Anno dopo anno, la misura si aggancia all’aspettativa di vita che, aumentando, produce il conseguente aumento dei contributi da raccogliere per centrare l’uscita dal lavoro. Molti italiani sicuramente non saranno d’accordo ma un noto economista con una intervista rilasciata sul quotidiano “Il Sole24Ore” di oggi punta il dito proprio contro le pensioni anticipate, definendole una sciagura da cancellare.

Chi è Sandro Gronchi

Le pensioni anticipate andrebbero cancellate perché la pensione dovrebbe essere centrata solo per età e senza nessun tipo di contributo richiesto. In parole povere la quiescenza dovrebbe essere consentita a partire da una età prestabilita perché poi il sistema di calcolo contributivo farà il resto, cioè determinerà gli importi delle prestazioni pensionistiche, che naturalmente saranno più elevati per chi ha più anni di lavoro.

Questo il pensiero riportato sulle pagine del quotidiano e provenienti da Sandro Gronchi, noto economista che, tra le altre cose, è stato anche consulente del Governo Dini e di altri Esecutivi. Si tratta di uno dei massimi esperti italiani in materia previdenziale nonché Economista all’Università “La Sapienza”.

Flessibilità in uscita

Nella sua intervista Gronchi sottolinea come la riforma Fornero, oltre che naturalmente salvaguardare i conti dello Stato e la sostenibilità del nostro sistema previdenziale ha immesso nel meccanismo concetti previdenziali che vanno nell’indirizzo della flessibilità. In linea con uno dei sistemi valutati come migliori, quello svedese, la Fornero stabilì una uscita per età tra i 63 ed i 66 anni, anche se alle soglie minime di pensione si accede solo con assegni pensionistici elevati.

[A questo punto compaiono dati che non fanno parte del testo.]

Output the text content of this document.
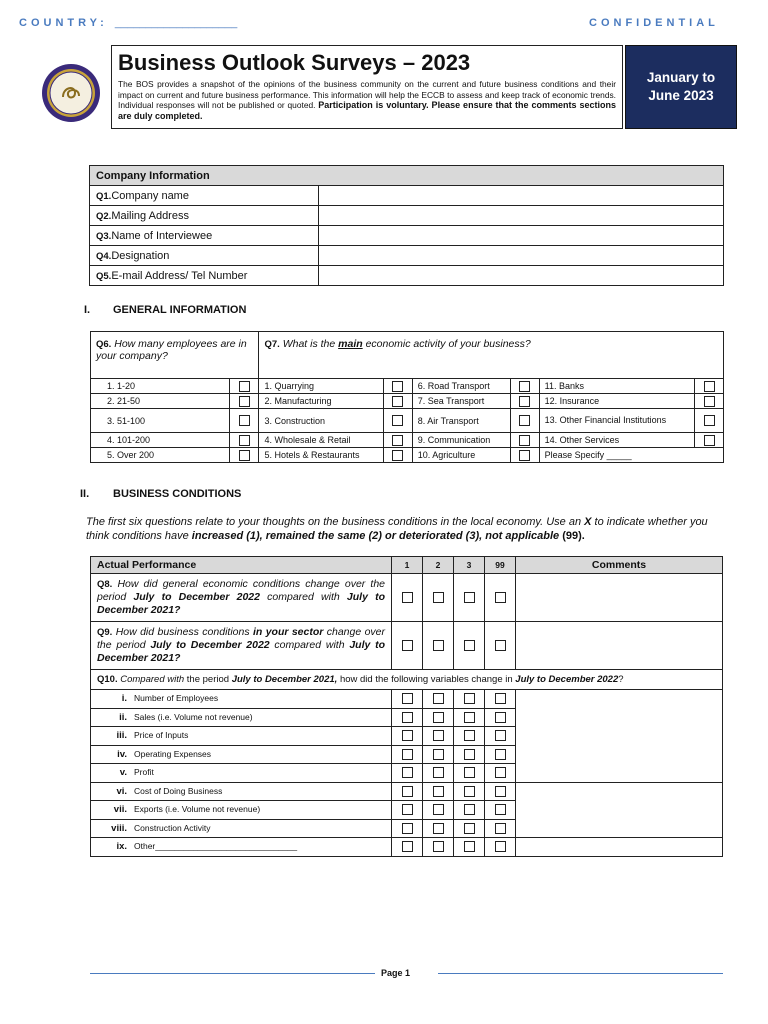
COUNTRY: ____________________	CONFIDENTIAL
Business Outlook Surveys – 2023

The BOS provides a snapshot of the opinions of the business community on the current and future business conditions and their impact on current and future business performance. This information will help the ECCB to assess and keep track of economic trends. Individual responses will not be published or quoted. Participation is voluntary. Please ensure that the comments sections are duly completed.

January to
June 2023
Company Information	
Q1.Company name	
Q2.Mailing Address	
Q3.Name of Interviewee	
Q4.Designation	
Q5.E-mail Address/ Tel Number	
I. GENERAL INFORMATION
Q6. How many employees are in your company?		Q7. What is the main economic activity of your business?					
1. 1-20		1. Quarrying		6. Road Transport		11. Banks	
2. 21-50		2. Manufacturing		7. Sea Transport		12. Insurance	
3. 51-100		3. Construction		8. Air Transport		13. Other Financial Institutions	
4. 101-200		4. Wholesale & Retail		9. Communication		14. Other Services	
5. Over 200		5. Hotels & Restaurants		10. Agriculture		Please Specify _____	
II. BUSINESS CONDITIONS
The first six questions relate to your thoughts on the business conditions in the local economy. Use an X to indicate whether you think conditions have increased (1), remained the same (2) or deteriorated (3), not applicable (99).
Actual Performance	1	2	3	99	Comments
Q8. How did general economic conditions change over the period July to December 2022 compared with July to December 2021?					
Q9. How did business conditions in your sector change over the period July to December 2022 compared with July to December 2021?					
Q10. Compared with the period July to December 2021, how did the following variables change in July to December 2022?					
i. Number of Employees					
ii. Sales (i.e. Volume not revenue)					
iii. Price of Inputs					
iv. Operating Expenses					
v. Profit					
vi. Cost of Doing Business					
vii. Exports (i.e. Volume not revenue)					
viii. Construction Activity					
ix. Other______________________________					
Page 1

Infatti si può andare in pensione con 64 anni di età solo se l’assegno che si va a percepire è quanto meno pari a 2,8 il minimo consentito. Man mano che sale l’età, si abbassa l’importanza dell’importo dell’assegno che scende ad 1,5 volte il minimo. Secondo l’economista invece, la pensione dovrebbe comunque essere erogata, a prescindere dagli importi e quindi dai contributi versati. Questo per evitare ciò che accade oggi, cioè che quando un soggetto non riesce a centrare sia il requisito anagrafico che quello dei contributi versati e quindi dell’entità dell’assegno, deve restare al lavoro fino a 70 anni.

L’aspettativa di vita

Tutto ciò senza considerare che l’aspettativa di vita ha già prodotto un drastico aumento della forbice di uscita prevista dalla Fornero salita a 64/67.

L’indice di longevità degli italiani non è costante e siccome l’aspettativa di vita influisce sulle pensioni, il sistema contributivo secondo Gronchi, anche se nasce nell’ottica della flessibilità, non raggiunge l’obbiettivo. Le pensioni anticipate infine, secondo l’intervistato permettono uscite intorno ai 57 anni, cosa che non si registra in nessun altro paese europeo. Anche se nel 2019 la pensione di anzianità si centrerà per i maschi con 43 anni e 3 mesi di età, segnando l’ingresso nel mondo del lavoro alla fine dell’obbligo scolastico, quindi intorno ai 15 anni, il massimo anticipo sarebbe comunque a 58 anni. Troppo presto secondo Gronchi e soprattutto, un meccanismo che crea disparità e vantaggi solo per chi ha avuto la fortuna di trovare lavori e carriere durature e senza interruzioni per perdita di occupazione o lavoro nero.